Topeka, KS (LifeNews.com) — Paul Morrison was sworn in as the new state Attorney General in Kansas on Monday morning and minutes later he waded into the debate over an abortion investigation. Morrison says he’s worried about the security of files previous attorney general Phill Kline obtained allegedly showing illegal late-term abortions.

Morrison said he will fire Don McKinney, the special prosecutor Kline assigned to the case but he’s worried that McKinney still has some of the records.

"There is no doubt about the fact that we’re going to get rid of Mr. McKinney,” Morrison said, adding he expected that to occur later in the week. “I’m going to revoke his powers as special prosecutor because I do not view him as being even remotely independent or remotely objective to view that."

About the records, Morrison said, “I do have concerns about how many copies have been made of that material and who’s got possession of them," according to the Lawrence Journal World newspaper.

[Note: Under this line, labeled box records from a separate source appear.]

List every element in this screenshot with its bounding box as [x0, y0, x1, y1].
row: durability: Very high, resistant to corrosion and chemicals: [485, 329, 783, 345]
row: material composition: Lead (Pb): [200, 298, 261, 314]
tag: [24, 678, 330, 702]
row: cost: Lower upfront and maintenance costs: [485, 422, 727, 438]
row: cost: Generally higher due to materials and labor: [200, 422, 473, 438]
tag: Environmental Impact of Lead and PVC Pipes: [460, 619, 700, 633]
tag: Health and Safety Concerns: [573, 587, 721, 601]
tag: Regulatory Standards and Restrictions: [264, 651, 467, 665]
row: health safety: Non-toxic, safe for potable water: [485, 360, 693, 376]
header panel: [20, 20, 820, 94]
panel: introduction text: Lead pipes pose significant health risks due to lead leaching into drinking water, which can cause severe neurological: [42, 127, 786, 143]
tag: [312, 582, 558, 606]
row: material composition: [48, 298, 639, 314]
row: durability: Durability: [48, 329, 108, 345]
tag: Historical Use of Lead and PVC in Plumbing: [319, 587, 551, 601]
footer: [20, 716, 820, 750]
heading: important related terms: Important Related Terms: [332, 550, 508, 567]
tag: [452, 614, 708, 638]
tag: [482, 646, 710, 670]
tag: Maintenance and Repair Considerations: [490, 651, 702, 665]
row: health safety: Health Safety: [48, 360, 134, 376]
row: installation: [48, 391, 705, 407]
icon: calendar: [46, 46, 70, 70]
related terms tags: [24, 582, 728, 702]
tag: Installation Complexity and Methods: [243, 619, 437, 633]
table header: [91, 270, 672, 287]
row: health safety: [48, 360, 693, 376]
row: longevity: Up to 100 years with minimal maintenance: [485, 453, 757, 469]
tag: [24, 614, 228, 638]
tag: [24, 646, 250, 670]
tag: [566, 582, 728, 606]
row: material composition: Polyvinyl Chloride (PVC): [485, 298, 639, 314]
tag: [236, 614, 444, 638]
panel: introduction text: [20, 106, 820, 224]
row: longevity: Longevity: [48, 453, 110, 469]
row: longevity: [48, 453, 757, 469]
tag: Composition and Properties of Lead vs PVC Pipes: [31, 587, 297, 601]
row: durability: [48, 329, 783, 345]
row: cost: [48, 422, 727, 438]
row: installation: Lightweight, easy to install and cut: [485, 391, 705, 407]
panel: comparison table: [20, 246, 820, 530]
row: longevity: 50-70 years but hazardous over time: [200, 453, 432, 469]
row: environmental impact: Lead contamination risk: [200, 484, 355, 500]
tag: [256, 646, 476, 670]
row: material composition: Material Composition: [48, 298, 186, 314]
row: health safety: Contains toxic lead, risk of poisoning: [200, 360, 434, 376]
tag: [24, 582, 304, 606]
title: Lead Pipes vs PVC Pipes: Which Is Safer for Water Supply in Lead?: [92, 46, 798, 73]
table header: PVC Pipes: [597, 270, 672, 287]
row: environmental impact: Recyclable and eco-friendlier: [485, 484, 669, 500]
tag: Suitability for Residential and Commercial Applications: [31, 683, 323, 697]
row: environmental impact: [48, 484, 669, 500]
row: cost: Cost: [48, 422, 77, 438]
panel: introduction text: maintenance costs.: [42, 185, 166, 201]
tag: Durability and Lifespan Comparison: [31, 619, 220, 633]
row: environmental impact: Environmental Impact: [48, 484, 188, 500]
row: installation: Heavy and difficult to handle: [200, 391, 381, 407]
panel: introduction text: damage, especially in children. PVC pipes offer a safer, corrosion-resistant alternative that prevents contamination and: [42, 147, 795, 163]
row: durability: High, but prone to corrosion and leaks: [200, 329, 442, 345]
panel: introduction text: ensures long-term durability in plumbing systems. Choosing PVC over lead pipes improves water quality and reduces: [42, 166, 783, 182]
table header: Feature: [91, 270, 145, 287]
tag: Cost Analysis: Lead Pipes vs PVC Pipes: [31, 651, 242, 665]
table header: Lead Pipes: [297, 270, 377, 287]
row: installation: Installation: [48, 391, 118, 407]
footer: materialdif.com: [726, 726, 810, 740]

Kline had alleged that Wichita-based late-term abortion practitioner George Tiller had performed 14 illegal abortions in 2003 on girls as young as ten and women as old as 22 years of age.

Tiller, who has spent hundreds of thousands of dollars made from his abortion business to defeat Kline, escaped prosecution in the January 2005 abortion death of Cristin Gilbert, a mentally disabled 19 year-old girl from Texas.

Some document allegedly showed that Tiller did the abortions on women who listed "depression" as the reason for the abortion rather than the legitimate medical reasons the state requires for them to be legal.

Morrison claimed in comments reported on by AP that he will honestly examine Kiline’s case to see if it has enough merit to continue.

"We will give those allegations a really good review, and I‘m going to use my independent judgment on it," Morrison said.

He also claimed he would prosecute cases of illegal abortions, if he finds any.

“If there are illegal abortions taking place in this state in violation of state law, I will enforce them. I’m very used to doing that and comfortable in doing that," he said.

Meanwhile, Kline was officially sworn in at the Johnson County Administration Building in downtown Olathe as the new county attorney — replacing Morrison.